Baginya, kegiatan wisuda di tingkat SMP kurang bermanfaat karena acaranya tidak bermutu dari tahun ke tahun. Jadi, sebaiknya dialihkan ke acara lain yang lebih bermanfaat seperti kegiatan seni yang dapat menjalin keakraban sesama lulusan. Untuk acara wisuda sang anak, dia harus mengeluarkan uang sebesar Rp350.000 sebagai biaya perpisahan.

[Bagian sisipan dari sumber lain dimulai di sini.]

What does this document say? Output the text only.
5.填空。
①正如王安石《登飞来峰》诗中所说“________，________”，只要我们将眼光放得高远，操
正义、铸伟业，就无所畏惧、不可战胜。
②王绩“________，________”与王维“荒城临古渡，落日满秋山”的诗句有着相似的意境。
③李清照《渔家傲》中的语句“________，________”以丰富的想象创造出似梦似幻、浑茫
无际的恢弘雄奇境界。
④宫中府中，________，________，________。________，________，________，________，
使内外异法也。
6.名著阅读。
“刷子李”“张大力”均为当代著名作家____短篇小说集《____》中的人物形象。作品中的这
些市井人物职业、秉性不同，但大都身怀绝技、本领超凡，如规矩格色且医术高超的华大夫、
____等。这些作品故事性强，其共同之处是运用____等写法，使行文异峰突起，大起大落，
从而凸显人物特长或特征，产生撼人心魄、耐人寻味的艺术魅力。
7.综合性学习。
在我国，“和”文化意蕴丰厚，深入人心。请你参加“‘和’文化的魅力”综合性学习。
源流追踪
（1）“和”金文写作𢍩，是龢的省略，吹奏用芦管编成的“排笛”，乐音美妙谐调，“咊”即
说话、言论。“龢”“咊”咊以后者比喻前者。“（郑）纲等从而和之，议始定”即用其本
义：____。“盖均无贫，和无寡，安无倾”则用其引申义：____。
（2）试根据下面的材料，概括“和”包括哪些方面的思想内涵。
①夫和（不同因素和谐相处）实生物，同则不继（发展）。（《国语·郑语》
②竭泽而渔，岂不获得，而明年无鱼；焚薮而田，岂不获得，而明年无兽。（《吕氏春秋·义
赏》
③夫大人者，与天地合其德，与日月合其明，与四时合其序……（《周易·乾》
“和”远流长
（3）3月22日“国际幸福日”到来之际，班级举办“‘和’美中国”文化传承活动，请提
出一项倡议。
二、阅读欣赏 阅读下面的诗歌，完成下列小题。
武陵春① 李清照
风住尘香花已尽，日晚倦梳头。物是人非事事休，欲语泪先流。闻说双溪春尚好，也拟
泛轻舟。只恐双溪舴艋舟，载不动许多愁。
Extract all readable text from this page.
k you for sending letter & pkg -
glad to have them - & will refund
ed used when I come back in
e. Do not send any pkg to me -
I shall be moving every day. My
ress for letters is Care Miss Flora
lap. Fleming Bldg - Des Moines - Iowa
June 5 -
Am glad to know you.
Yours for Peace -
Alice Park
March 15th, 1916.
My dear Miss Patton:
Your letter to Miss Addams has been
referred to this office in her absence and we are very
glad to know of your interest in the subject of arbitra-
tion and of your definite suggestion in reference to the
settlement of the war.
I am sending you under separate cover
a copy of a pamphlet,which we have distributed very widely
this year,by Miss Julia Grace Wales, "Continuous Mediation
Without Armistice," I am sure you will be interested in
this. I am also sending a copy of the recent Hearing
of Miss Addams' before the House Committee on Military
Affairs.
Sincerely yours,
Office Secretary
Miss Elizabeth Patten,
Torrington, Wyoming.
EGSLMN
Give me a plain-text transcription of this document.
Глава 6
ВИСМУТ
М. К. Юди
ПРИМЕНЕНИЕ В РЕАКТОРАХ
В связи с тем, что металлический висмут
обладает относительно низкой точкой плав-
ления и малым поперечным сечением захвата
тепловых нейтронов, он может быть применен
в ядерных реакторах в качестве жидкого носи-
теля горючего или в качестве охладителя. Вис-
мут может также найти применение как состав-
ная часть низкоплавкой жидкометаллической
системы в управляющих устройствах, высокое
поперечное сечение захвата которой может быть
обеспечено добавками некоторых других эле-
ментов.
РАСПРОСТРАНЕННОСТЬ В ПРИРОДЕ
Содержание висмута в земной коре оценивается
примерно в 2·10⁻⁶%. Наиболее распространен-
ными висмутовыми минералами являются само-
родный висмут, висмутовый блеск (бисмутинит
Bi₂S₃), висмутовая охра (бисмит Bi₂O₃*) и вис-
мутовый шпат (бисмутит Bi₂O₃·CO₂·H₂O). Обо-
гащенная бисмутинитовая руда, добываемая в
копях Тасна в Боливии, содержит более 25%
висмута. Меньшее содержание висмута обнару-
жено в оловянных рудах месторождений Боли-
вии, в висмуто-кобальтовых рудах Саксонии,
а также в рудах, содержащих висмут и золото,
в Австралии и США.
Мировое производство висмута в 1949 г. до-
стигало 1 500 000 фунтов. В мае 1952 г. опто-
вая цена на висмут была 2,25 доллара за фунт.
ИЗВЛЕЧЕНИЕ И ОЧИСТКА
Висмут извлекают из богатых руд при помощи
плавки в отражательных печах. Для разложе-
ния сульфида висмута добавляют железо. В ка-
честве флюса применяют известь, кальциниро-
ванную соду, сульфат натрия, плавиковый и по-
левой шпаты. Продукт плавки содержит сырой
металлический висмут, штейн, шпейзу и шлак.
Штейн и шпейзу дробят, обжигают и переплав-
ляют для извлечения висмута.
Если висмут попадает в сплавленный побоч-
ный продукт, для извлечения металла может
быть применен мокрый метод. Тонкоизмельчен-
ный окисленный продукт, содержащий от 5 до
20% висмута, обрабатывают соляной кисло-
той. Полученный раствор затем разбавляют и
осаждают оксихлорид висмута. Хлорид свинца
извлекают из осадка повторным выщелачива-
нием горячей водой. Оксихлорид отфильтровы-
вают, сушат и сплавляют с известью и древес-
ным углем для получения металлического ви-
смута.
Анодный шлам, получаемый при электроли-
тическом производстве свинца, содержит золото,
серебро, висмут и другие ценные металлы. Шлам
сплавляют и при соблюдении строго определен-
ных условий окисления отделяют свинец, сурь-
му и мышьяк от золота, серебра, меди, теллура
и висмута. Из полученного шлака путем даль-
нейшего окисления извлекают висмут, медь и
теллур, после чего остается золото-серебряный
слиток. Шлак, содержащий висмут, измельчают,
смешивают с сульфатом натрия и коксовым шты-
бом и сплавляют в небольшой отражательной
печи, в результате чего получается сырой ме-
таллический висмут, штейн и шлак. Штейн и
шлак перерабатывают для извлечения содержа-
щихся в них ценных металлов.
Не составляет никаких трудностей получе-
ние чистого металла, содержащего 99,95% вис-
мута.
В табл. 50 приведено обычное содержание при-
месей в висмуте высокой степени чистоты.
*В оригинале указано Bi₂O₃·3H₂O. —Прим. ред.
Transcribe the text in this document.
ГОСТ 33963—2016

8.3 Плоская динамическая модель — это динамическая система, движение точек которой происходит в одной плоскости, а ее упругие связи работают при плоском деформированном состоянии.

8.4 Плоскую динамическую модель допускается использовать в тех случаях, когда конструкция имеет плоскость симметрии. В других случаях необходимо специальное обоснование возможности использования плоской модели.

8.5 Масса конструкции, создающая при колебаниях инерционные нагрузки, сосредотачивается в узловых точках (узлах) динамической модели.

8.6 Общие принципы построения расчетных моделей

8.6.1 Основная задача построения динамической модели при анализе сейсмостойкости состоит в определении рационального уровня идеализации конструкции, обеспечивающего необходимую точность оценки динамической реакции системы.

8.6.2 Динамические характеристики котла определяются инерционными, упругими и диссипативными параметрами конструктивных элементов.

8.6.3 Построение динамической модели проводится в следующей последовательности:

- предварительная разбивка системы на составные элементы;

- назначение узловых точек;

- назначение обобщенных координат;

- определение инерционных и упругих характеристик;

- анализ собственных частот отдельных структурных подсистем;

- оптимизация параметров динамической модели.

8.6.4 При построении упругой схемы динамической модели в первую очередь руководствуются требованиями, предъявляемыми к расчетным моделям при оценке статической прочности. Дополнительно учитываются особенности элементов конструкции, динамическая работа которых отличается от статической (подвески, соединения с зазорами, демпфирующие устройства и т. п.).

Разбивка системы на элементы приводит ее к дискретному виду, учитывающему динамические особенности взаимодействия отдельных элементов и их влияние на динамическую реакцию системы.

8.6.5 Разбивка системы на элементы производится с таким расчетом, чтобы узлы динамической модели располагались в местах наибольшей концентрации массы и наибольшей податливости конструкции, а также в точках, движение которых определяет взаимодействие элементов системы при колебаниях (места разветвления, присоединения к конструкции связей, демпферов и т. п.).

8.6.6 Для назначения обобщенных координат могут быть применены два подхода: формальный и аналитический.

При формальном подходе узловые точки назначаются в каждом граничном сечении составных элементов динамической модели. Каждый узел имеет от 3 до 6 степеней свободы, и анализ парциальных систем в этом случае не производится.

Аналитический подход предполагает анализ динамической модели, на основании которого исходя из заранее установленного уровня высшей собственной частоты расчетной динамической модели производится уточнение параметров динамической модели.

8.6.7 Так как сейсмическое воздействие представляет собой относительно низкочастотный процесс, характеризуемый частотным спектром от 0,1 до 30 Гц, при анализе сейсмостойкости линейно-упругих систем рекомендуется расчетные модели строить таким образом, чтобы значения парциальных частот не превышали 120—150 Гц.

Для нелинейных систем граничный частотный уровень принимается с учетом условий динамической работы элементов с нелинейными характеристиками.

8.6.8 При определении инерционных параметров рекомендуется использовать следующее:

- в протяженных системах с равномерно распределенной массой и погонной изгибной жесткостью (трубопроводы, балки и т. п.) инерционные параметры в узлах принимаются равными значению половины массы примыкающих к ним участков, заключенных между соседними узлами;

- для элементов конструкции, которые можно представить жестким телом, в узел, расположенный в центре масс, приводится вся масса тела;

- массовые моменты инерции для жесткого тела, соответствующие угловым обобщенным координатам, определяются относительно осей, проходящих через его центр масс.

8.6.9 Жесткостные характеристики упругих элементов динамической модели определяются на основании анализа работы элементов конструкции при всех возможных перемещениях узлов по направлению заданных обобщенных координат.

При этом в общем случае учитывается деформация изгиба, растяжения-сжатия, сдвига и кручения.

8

Lantas seperti apa sebenarnya prosesi wisuda ini? Apakah pantas dirayakan di tingkat sekolah? Baca kabar selengkapnya di Hypereport edisi kali ini:
Namun, belakangan ini tren wisuda menjadi perbincangan hangat masyarakat, khususnya orang tua murid, Sebab, upacara kelulusan itu kian marak dilakukan sekolah TK, SMP, hingga SMA sederajat. Padahal, wisuda awalnya hanya diperuntukkan untuk perguruan tinggi saja.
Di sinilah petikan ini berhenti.